Brailowsky then turns to the lively Scherzo in A-flat Major (1885) by Alexander Borodin. This piece, Vivace (in 12/8), hustles in symphonic terms, with skittering runs and big, choppy block chords. The middle section hardly slows down its persistent beat, and Brailowsky continues to make the piece sparkly in a manner of a Russian Mendelssohn. The 1905 Reflets dans l’eau marks the first Debussy I have heard Brailowsky play, and he places some silvery light upon the surface of the water. Canny pedaling increases the sheer and fluid effect, and Brailowsky makes us marvel at Debussy’s colors, with their striking of E-flat in the midst of luscious harmonization.

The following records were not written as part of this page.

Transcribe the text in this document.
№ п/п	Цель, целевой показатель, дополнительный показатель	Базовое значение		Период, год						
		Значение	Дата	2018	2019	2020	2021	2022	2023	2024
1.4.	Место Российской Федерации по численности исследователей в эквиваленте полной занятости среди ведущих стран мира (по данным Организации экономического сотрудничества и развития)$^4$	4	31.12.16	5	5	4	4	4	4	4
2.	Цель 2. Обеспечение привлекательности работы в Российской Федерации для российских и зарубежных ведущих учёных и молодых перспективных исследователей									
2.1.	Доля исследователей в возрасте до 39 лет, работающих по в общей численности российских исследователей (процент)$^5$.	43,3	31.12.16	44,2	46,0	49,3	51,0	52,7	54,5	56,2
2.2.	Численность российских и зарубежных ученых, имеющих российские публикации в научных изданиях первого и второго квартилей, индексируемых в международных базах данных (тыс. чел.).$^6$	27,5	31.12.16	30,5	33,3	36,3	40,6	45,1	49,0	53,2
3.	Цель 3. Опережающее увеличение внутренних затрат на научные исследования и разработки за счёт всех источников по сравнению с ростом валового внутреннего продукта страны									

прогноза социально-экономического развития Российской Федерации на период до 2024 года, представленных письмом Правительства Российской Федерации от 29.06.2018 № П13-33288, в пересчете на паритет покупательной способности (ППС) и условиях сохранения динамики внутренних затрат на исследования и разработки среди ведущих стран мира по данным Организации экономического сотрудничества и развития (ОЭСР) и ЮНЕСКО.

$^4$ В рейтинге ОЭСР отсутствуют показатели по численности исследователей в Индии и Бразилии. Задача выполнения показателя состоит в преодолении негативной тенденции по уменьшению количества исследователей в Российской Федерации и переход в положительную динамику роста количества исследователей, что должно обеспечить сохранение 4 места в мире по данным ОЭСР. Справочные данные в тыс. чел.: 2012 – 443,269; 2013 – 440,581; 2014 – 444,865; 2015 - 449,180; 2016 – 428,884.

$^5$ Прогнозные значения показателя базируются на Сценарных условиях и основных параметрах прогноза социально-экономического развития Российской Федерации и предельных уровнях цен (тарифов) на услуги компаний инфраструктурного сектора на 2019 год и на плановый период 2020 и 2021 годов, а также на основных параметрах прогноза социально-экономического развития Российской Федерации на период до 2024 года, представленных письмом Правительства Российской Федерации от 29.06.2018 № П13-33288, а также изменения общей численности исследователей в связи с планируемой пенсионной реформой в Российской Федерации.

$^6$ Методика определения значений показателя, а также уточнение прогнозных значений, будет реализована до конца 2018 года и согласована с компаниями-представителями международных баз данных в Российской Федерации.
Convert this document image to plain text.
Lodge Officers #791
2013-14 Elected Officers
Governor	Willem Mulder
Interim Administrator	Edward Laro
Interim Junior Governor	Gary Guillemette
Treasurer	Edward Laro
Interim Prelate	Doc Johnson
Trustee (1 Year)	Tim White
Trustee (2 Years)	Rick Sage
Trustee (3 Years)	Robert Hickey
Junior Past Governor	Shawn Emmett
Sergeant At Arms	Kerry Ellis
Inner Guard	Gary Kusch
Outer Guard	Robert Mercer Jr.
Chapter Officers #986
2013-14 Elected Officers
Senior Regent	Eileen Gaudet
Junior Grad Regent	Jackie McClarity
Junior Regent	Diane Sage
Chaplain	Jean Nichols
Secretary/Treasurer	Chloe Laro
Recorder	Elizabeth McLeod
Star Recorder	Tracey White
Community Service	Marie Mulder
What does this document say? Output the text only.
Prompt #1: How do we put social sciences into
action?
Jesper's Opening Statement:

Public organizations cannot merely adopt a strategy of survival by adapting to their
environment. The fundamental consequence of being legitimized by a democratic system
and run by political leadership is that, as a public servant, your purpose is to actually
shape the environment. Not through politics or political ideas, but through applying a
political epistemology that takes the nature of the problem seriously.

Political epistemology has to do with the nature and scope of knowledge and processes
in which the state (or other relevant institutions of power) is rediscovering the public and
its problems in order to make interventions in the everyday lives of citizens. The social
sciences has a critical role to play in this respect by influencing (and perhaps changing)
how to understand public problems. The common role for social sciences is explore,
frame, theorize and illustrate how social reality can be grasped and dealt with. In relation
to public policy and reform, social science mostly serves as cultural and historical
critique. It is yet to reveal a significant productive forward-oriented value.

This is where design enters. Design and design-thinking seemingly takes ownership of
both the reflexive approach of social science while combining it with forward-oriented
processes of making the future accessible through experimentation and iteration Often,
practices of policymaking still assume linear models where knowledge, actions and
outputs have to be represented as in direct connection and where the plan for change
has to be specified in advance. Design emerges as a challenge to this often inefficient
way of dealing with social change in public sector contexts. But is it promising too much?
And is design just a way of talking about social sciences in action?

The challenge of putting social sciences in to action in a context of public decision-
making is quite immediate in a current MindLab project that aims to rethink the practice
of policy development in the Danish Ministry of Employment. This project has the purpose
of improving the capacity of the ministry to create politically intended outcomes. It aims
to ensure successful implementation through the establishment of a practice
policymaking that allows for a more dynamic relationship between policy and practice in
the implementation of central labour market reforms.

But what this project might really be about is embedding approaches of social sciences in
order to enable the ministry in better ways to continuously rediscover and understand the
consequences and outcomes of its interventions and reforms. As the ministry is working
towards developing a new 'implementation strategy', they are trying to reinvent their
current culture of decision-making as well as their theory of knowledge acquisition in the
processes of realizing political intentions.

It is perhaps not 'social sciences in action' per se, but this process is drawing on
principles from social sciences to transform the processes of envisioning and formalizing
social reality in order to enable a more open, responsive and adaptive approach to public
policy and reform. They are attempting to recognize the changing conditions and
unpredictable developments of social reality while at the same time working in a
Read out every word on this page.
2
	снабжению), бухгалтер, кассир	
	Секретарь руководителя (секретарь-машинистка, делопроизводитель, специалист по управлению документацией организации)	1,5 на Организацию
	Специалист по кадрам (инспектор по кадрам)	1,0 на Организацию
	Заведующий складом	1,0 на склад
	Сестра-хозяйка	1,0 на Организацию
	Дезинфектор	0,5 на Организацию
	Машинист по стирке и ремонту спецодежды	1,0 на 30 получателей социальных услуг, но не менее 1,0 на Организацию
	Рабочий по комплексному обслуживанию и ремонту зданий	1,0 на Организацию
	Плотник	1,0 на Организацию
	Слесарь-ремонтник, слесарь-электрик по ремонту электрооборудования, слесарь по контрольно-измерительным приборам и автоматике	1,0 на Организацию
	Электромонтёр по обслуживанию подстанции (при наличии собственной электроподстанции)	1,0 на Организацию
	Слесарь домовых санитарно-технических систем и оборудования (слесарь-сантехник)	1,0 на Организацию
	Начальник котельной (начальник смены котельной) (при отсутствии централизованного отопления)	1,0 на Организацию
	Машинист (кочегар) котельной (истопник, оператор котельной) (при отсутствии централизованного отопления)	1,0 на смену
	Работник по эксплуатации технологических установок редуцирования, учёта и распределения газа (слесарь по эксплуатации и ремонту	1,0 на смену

Brailowsky concludes his hour-long recital with his perennial trump card, Chopin. The 1839 Funeral March Sonata moves briskly at first, well controlled, with a good sense of inner pulsation and solid landings. Brailowsky does not take the repeat, and the resultant effect becomes hectic, in the manner of Schumann’s snide epithet, “an unruly child.” Still, Brailowsky demonstrates an often shattering power in the stormy figures, and that certainly justifies his vision. The Scherzo seems even more inflamed and breathless. With the trio of the second movement, Brailowsky allows us some nostalgic repose, his touch quite gossamer in the diminuendos. The B-flat Funeral March benefits from a sturdy rhythm and breathed sonority, nobly arched. The D-flat Major middle section possesses the poised delicacy of a lullaby, a total contrast to the raging Presto Finale, a kind of totentanz in torrential figures.

I do wish this recital had more “present” sound.